Fait religieux et laïcité : des formateurs bien rodés pour aider les agents publics
Vendredi Saint. Dysfonctionnement en cuisine à Bercy: la cantine ne peut servir que du porc, privant chrétiens, musulmans et juifs de déjeuner... A l'appui de cet exemple et de nombreux autres, des formateurs spécialistes de la laïcité expliquent comment ils l'enseignent aux fonctionnaires, désormais obligés de se former sur le sujet.
Cet exemple est "fantaisiste" mais il permet "d'apprendre beaucoup et de procéder à une déconstruction dans les esprits en inculquant des notions de tolérance et de respect", dit Jean Rochet, formateur auprès de l'institut de formation du ministère de l'économie et des finances et de l'AP-HP, qui participait jeudi à une table-ronde sur le sujet au ministère de la fonction publique.

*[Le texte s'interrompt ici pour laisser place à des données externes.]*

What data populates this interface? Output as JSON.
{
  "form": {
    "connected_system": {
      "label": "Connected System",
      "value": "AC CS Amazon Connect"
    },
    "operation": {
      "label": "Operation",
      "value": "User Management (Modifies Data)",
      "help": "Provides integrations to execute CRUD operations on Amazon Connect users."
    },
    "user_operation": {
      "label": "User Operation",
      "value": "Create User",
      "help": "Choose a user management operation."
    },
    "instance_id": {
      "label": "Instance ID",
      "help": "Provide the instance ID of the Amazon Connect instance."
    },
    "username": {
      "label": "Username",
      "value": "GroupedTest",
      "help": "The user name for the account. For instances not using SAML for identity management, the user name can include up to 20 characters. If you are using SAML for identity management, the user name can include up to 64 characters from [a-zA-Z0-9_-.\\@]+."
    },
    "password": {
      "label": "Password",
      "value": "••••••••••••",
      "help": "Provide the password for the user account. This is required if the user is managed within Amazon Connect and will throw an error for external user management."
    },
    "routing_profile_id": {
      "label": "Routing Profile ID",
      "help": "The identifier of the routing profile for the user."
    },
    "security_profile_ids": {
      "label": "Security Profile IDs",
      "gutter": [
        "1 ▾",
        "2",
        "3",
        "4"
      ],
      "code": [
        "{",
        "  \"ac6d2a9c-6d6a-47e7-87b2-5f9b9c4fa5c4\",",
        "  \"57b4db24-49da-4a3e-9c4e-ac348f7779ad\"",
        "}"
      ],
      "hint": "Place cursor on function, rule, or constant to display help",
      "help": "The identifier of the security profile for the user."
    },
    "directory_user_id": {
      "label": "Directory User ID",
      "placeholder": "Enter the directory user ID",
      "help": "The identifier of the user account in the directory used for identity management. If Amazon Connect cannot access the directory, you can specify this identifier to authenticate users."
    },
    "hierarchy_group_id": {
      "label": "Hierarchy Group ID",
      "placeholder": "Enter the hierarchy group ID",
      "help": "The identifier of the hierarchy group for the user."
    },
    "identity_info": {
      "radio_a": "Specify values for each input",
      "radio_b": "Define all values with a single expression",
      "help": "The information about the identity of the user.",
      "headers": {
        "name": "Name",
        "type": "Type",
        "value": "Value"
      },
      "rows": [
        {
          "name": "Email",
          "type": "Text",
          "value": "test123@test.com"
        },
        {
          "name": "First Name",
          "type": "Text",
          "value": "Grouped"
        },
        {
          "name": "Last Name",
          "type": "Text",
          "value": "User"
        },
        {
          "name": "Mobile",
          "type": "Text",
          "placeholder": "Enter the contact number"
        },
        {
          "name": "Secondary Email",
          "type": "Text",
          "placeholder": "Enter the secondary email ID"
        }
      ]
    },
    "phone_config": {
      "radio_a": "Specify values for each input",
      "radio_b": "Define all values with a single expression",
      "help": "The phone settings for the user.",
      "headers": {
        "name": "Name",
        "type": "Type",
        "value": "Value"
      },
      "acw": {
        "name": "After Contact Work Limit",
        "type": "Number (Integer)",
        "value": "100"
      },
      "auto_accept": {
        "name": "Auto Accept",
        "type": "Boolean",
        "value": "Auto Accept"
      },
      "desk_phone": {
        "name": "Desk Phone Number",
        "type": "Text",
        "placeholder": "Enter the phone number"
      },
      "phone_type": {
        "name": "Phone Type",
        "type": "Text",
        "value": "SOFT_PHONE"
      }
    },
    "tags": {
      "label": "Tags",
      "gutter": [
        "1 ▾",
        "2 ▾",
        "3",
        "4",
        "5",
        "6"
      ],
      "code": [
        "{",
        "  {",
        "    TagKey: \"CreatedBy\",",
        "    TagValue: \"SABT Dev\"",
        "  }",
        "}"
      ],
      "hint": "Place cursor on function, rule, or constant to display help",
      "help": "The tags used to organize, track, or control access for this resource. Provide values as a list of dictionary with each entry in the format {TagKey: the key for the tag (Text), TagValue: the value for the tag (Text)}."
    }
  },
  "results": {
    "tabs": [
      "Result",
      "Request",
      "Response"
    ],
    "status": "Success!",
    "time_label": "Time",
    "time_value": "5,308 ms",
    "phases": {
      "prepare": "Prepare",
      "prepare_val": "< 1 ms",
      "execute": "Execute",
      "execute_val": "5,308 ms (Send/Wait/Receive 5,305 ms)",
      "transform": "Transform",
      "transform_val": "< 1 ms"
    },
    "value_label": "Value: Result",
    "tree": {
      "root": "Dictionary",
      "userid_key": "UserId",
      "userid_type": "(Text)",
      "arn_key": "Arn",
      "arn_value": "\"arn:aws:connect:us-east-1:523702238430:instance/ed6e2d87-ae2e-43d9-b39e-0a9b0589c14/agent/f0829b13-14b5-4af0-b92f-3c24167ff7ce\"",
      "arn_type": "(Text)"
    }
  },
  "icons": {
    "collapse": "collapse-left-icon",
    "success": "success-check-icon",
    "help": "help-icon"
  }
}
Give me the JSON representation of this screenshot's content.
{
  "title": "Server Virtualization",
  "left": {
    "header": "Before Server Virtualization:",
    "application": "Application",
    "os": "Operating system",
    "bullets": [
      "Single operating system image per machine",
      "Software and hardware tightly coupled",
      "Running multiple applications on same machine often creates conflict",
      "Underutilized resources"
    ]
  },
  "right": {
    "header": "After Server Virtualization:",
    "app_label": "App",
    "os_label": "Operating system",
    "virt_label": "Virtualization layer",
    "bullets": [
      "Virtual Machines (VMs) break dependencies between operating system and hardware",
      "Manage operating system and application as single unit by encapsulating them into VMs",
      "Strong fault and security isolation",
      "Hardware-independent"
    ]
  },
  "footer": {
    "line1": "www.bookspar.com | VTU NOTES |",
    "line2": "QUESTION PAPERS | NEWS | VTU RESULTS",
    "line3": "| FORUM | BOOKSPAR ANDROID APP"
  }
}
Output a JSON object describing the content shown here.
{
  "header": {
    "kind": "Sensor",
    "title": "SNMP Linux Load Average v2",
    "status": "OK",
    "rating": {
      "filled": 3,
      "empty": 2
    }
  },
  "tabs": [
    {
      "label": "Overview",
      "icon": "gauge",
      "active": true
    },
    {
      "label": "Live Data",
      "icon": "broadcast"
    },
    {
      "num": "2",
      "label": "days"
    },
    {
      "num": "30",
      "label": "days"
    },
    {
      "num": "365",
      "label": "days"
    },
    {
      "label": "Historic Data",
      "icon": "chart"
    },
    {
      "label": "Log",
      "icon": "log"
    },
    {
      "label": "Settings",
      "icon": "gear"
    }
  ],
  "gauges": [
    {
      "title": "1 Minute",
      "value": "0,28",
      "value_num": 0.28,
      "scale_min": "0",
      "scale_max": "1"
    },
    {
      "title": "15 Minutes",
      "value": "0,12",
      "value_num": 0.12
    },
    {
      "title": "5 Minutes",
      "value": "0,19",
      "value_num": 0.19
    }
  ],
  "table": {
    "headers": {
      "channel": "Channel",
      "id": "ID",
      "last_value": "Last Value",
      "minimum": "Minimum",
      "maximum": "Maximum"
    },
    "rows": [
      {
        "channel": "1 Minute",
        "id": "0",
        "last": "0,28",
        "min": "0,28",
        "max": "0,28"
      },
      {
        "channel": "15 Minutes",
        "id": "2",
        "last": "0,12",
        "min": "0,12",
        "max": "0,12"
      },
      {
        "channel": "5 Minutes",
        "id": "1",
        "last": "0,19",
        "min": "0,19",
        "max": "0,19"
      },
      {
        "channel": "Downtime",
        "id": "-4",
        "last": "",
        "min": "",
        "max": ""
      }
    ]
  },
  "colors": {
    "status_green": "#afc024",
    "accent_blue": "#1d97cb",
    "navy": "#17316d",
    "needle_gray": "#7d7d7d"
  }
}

Pour "chasser les stéréotypes", il travaille notamment en ateliers avec des agents de 16 à 26 ans, "très représentatifs de la diversité", recrutés sur dossier grâce à un dispositif dérogatoire facilitant l'accès des jeunes à la fonction publique. Pour leur parler de laïcité, il "évite de stigmatiser" et replace le sujet, né il y a 200 ans, "dans son cadre historique".
"Les gens croient à tort que la laïcité c'est la négation de la religion; or, c'est la conciliation de trois principes: la liberté de conscience et de croyance, l'égalité de droit et la neutralitré de l'Etat", rappelle-t-il.
Questions d'ordre vestimentaire, port de signes religieux, demandes d'absences, refus de soins ou de médecin, revendications alimentaires...: les incidents qui mettent en cause la laïcité sont "exclusivement liés au fait religieux", dit M. Rochet. Mais ils "demeurent rares", ce qui "ne veut pas dire qu'ils ne sont pas graves".
Pour les fonctionnaires, la laïcité est, comme la neutralité, une obligation statutaire et ils ont désormais le devoir de s'y former. Une circulaire ministérielle publiée cette semaine, complétant la Charte sur la laïcité de 2007, le leur rappelle.
Les agents publics vont aussi recevoir un "mode d'emploi laïcité", édité dans une brochure, afin de les aider à faire face aux difficultés liées au fait religieux qu'ils rencontrent au quotidien.
Ce petit document synthétique leur rappelle entre autres que contrairement à l'agent public, qui a interdiction de promouvoir une religion sur son temps et lieu de travail au nom du principe de neutralité, l'usager peut tout à fait porter un signe religieux au sein d'un service ou d'une administration publics.
Vierge, prière et hurlements
Dans les établissements hospitaliers, soignants et infirmiers sont parmi les plus concernés par des situations litigieuses liées au fait religieux, qui vont du "refus de soins au choix du médecin en fonction du sexe, des menus casher ou halal aux pratiques religieuses en chambre double", explique Catherine Meyson-Renoux, professeur de droit et formatrice laïcité qui dispensera à partir de mai une formation aux agents de la fonction publique hospitalière.
Elle insiste sur "l'importance de revenir sans cesse au socle juridique" car, souligne-t-elle, "la laïcité est basée sur les principes d'égalité et de liberté et c'est un pilier de la cohésion sociale".
S'agissant des "cas pratiques" rencontrés dans son parcours, M. Rochet évoque ceux d'un patient musulman "s'étant servi de son drap d'hôpital comme tapis de prière" et d'un patient juif, "qui, hospitalisé mais ne pouvant actionner de boîtier électrique pendant shabbat, hurlait pour appeler les infirmières".
Formatrice à la direction régionale et départementale de la jeunesse, des sports et de la cohésion sociale de Normandie, Laure Jordan-Auboiroux cite le cas d'un homme voulant faire inhumer sa mère le jour de son décès et menaçant les agents des services funéraires de faire un scandale auprès d'un élu. Son binôme, Arnaud Crochard, évoque celui d'un jeune homme refusant de monter à bord d'un vieux gréement en raison d'une statue de la Vierge à bord du voilier.
"Nous sommes tous porteurs de stéréotypes et il est important de les combattre", dit Jean-Luc Guillemoto, directeur de l'IRA de Nantes, une école de service public.
C'est souvent, dit-il, "en rappelant les définitions du sexisme, du racisme ou de la discrimination qu'on débouche, assez naturellement, sur la laïcité".